A $10$ gm ice cube is dropped into $45$ gm of water kept in a glass. If the water was initially at a temperature of ${28}^{o}C$ and the temperature of ice $-{15}^{o}C$, find the final temperature (in ${}^{o}C$) of water. (Specific heat of $ice=0.5cal/gm{/}^{o}C$ and $L=80cal/gm$)

• A. $T_f=5^{o}C$
• B. $T_f=7^{o}C$
• C. $T_f=9^{o}C$
• D. $T_f={12}^{o}C$

Answer 1

The correct option is B $T_f=7^{o}C$

Given - mass of ice , $m_i=10g$ ,

mass of water , $m_w=45g$ ,

initial temperature of ice , $t_i=-{15}^{o}C$ ,

initial temperature of water , $t_w={28}^{o}C$ ,

specific heat of ice , $c_i=0.5cal/g{-}^{o}C$ ,

latent heat of ice , $L=80cal/g$ ,

when the ice is dropped into water , water being at a higher temperature , supplies heat to ice . Ice , by getting heat from water , first reaches to $0^{o}C$ , then melts at $0^{o}C$ , and then temperature of this water at $0^{o}C$ increases to a final temperature (let $t_f$) .

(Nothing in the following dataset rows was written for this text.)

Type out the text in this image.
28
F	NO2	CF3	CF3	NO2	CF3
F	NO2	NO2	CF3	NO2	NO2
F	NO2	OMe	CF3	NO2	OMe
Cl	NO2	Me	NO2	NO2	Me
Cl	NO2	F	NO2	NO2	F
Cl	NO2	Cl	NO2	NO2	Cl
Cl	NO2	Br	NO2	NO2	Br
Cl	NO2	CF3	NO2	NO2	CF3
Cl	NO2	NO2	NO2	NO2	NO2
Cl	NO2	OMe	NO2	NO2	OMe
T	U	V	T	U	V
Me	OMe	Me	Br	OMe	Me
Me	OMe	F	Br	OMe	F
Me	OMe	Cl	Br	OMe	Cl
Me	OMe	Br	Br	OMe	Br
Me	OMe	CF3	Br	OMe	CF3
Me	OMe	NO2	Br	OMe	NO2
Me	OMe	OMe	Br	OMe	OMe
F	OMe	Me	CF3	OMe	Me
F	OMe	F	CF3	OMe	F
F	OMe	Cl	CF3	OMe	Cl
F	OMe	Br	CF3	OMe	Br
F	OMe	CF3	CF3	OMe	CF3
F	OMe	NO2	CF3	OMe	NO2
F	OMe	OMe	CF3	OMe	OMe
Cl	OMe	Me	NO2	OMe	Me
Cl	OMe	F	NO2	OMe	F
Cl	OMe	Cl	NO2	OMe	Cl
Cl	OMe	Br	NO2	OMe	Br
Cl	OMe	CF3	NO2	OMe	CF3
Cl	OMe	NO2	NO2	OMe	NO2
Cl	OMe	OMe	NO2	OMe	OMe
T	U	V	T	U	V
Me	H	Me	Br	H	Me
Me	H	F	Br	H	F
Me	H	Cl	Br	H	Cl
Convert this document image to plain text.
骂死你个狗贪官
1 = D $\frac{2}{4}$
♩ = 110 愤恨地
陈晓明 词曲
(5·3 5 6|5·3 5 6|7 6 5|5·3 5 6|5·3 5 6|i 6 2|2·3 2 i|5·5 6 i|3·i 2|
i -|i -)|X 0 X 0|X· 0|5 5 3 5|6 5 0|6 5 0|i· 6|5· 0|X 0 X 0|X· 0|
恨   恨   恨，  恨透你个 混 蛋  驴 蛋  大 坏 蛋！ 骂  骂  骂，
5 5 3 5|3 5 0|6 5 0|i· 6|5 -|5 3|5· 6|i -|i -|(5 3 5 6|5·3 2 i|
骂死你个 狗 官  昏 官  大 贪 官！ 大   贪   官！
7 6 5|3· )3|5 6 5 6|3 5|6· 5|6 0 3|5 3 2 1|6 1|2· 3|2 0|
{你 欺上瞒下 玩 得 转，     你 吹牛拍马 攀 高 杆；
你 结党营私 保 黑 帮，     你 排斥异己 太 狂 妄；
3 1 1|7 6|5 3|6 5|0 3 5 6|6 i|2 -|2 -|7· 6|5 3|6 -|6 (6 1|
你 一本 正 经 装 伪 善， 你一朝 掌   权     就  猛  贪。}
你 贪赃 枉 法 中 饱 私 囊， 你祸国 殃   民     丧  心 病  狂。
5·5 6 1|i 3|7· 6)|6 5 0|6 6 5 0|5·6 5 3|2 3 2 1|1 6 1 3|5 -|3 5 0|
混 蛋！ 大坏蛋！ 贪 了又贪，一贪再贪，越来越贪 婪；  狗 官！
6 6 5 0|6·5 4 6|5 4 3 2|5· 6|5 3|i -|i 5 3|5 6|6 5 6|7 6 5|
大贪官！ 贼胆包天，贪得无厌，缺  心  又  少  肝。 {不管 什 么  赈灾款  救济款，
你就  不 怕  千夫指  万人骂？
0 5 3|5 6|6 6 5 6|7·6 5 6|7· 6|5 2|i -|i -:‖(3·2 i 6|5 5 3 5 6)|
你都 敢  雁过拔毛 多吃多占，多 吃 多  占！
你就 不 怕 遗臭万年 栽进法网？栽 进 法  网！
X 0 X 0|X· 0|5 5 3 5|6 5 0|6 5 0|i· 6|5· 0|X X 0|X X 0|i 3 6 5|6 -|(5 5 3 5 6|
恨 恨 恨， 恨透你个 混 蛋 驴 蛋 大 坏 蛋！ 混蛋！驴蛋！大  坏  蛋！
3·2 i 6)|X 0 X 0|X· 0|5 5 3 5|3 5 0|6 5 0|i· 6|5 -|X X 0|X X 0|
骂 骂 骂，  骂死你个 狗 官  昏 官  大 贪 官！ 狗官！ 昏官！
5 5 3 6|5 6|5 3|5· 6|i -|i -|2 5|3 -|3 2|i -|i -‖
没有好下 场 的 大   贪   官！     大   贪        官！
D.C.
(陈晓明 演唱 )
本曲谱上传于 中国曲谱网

Hence , total heat taken by ice ,

$Q=m_i{c}_i(0+15)+m_{i}L+m_i{c}_w(t_f-0)$ ,

total heat given by water ,

$Q^{\prime }=m_w{c}_w(28-t_f)$ ,

from the principle of mixtures ,

heat taken =heat given ,

$m_i{c}_i(0+15)+m_{i}L+m_i{c}_w(t_f-0)$=$m_w{c}_w(28-t_f)$ ,

or $10\times 0.5\times 15+10\times 80+10\times 1\times t_f=45\times 1\times (28-t_f)$ ,

or $75+800+10t_f=1260-45t_f$ ,

or $55t_f=1260-875=385$ ,

or $t_f=385/55=7^{o}C$